Parkland survivors headline rally at Livingston synagogue

Parkland survivors headline rally at Livingston synagogue

By:  Johanna Ginsburg


Less than two weeks ago, Harris T. Jaffe spent two-and-a-half hours hiding in a closet during the Feb. 14 shooting at Marjory Stoneman Douglas High School in Parkland, Fla., wondering if the shooter, Nikolas Cruz, 19, would find him. On Sunday, the 16-year-old was behind a podium at Temple B’nai Abraham in Livingston, calling for legislative action and telling more than 2,300 people his story of survival in a massacre that left 17 of his classmates and teachers dead.

A number of students in attendance were considering attending the March 24 “March for Our Lives” national rally in Washington, D.C., a student-led demonstration against mass shootings. Menendez acknowledged a cadre of students in the audience who are among the organizers.
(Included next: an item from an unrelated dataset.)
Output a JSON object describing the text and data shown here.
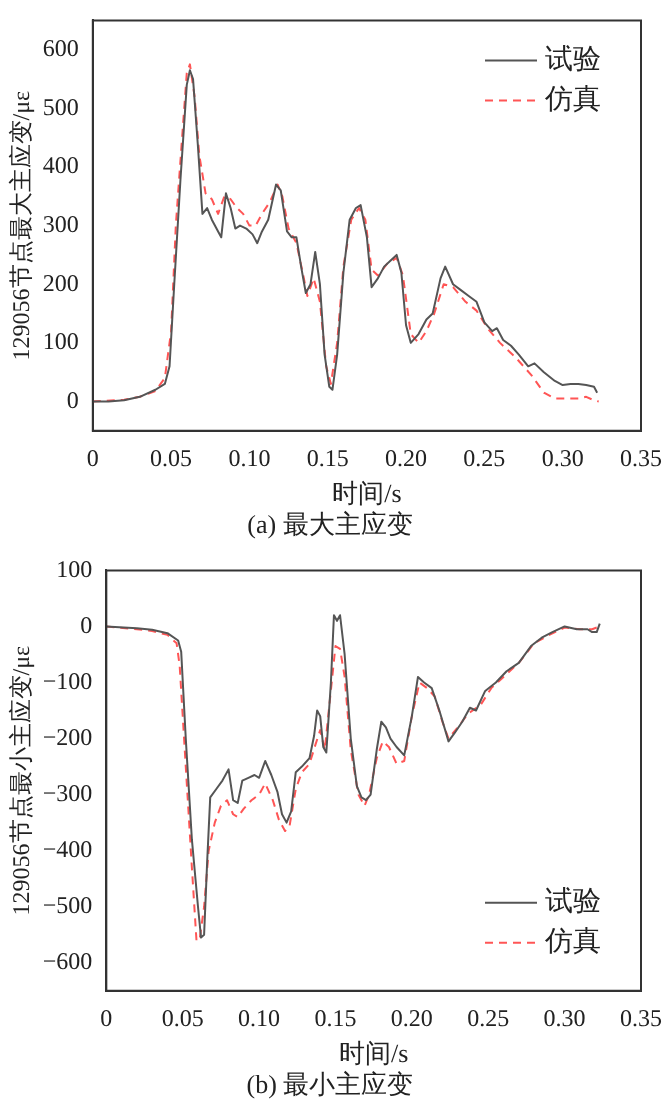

Menendez said he wasn’t surprised that the Jewish community was responsible for organizing the February rally, “given the Jewish community’s commitment to tikkun olam, repairing the world.” The senator, who held in his hand the “Assault Weapons Ban of 2017” bill he and several of his Democratic colleagues had introduced in November, spent most of his time on stage focusing on three policies that he said will be crucial to move gun reform forward: banning the sale of high-capacity magazines, reinstating the federal ban on assault weapons, and opposing the NRA-sponsored “Concealed Carry Reciprocity Act of 2017,” which has already passed in the House and would allow concealed carry permits in one state to be used in others. The crowd murmured loudly when Menendez took on President Donald Trump’s recent suggestion to arm school teachers, even offering bonuses to those adept at using firearms.

“I haven’t met many teachers who want to be the ones charged with assessing the threat, firing the gun, and taking a life in front of their own students,” he said.